The path around the burial mound and crypt forms an infinity symbol over this room, probably an oblique reference to being "lost to the demonic" in Oblivion, with the center of the path permanently Unpresenced as an area effect. There is a corresponding scene on Plane 1 of The Rift which was written years later, not coincidentally a temporal rift, with a man in grey robes walking forever away on a path as tarnished as the infinity symbol over his head. Similar effects have historically existed in various parts of The Graveyard. They were typically discovered from gold rings failing to work.(***) These infinity symbols are subtle references to "The Magician", a major arcana card from tarot decks. The fog beetles in the Broken Lands having lobster claws might similarly be influenced by "The Moon" card which has a corresponding room under a red moon. There are at least several dozen rooms in the Rift, designed eight years later, that are adaptations of tarot cards from the Rider-Waite and Legends decks.

[Under Crypt, Ice Room]
This room is dominated by a giant slab of ice. There is a chill here that transcends the 
cold you felt elsewhere. Piled in front of the ice slab are the remains of many a grisly 
sacrifice. Bones and skulls lie piled at the base of the slab as though in homage to 
something. Your curiosity piqued, you draw close to the slab. Dimly within you can
make out a richly robed figure. On one side of the room are some roughly carved
stairs. You also see a smaller slab of ice.
Obvious exits: none. 

>look slab
Peering into the monolithic block of ice, you make out a human figure trapped deep within,
like a fly in amber. It is the body of an ancient sorcerer, richly garbed. You notice that
his eyes, rather than being dried out and shrunken, glitter with an evil vitality that 
raises the hair on your neck and causes you to recall old prayers forgotten since youth.

[The Rift]
In the distance walks a tall man.  His robe is grey and tattered, but the frame beneath it
remains strong.  Above his head floats the symbol of infinity, black and tarnished as the 
path he walks.  No matter how rapidly you proceed towards him, you cannot seem to catch 
him, although he moves no faster than a saunter.  
Obvious paths: northeast, southeast, west

There is a society task involving this room where the sun god is brought to the underworld, which causes the appearance of the ice slab to change. Bandur is revealed to be hollowed out with darkness, implicitly a reference to the archaic story of Nyrdru who was utterly consumed by The Unlife. The sacrifices relate instead to Egyptian mortuary symbolism, such as the false door and offering table, which also explains the northeast orientation. The small slab of ice can be considered a sacrificial offering table, and it is very subtle dark humor. Medieval larders or pantries, such as the cabinet room (a play on words) serving as the entrance to this area, used slabs to keep food cool. These slabs were called "thrawls." Thus, playing off the title of his book, "Power through Thralldom."

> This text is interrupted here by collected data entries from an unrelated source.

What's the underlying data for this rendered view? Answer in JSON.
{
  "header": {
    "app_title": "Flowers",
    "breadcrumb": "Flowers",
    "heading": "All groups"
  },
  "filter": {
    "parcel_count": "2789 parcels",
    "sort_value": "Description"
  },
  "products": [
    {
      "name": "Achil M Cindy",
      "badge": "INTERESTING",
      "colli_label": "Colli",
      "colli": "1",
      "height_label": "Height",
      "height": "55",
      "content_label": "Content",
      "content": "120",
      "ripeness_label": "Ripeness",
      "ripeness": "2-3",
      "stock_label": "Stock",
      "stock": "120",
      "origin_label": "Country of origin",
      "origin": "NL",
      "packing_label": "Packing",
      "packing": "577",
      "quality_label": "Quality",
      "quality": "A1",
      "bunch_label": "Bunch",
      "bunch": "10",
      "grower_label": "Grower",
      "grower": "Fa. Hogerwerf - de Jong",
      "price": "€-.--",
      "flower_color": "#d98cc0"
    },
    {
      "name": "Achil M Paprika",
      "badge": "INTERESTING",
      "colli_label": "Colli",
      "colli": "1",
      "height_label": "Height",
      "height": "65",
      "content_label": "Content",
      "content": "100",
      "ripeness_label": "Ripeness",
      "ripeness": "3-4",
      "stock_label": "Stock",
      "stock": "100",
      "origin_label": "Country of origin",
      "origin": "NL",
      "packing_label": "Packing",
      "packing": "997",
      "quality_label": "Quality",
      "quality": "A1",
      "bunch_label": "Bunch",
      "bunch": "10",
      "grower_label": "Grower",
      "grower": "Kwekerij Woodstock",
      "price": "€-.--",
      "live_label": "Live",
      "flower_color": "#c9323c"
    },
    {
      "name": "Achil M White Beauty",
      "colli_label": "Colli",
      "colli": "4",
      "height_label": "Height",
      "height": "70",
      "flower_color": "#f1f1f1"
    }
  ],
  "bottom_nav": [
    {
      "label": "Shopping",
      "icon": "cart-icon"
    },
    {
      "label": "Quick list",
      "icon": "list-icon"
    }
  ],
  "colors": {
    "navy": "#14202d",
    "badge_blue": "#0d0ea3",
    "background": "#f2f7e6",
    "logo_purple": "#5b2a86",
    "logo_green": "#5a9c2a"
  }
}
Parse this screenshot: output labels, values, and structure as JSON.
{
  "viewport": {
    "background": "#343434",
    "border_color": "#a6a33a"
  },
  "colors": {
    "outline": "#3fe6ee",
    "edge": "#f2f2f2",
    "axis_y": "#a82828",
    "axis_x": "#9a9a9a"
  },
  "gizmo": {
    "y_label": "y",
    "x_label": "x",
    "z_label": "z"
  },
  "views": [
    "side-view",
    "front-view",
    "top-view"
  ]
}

His body seems to throw off a sphere of emanation suppressing the surrounding flora, analogous to the powerful dark aura from the sarcophagus of Kadaena (which guarded the southern Eye of Utha and was controlled by Lorgalis with the aid of Klysus.) The Empress Kadaena had a false sarcophagus as well in southwest Jaiman guarding a portal, and Andraax had a false one in his mausoleum on a hidden isle south of Ormian he used in the Interregnum. It was a tradition of later Zor royalty to use sarcophagi in their crypts in the Grey Mountains of eastern Jaiman, who were obsessed with ancient technology and borrowed their architecture under the guidance of Andraax. It was a Lord of Essaence technique for suspended animation, tremendously slowing aging for mortal races. This was regarded as the Lords of Essaence "sleeping" through the eons to awaken again in later ages. These jointly explain the false sarcophagus of Bandur, which is paired with an empty one in the same mausoleum style on the Coastal Cliffs. It implies the Etrevion family was of Zori descent, imposing common men of the Talath/Myri race, which was a dispossessed population due to servants of the Unlife.

(*** - Note: These subtleties in The Graveyard have been obscured by various changes to teleportation, scrying, thought net, and creature roaming mechanics over the years.)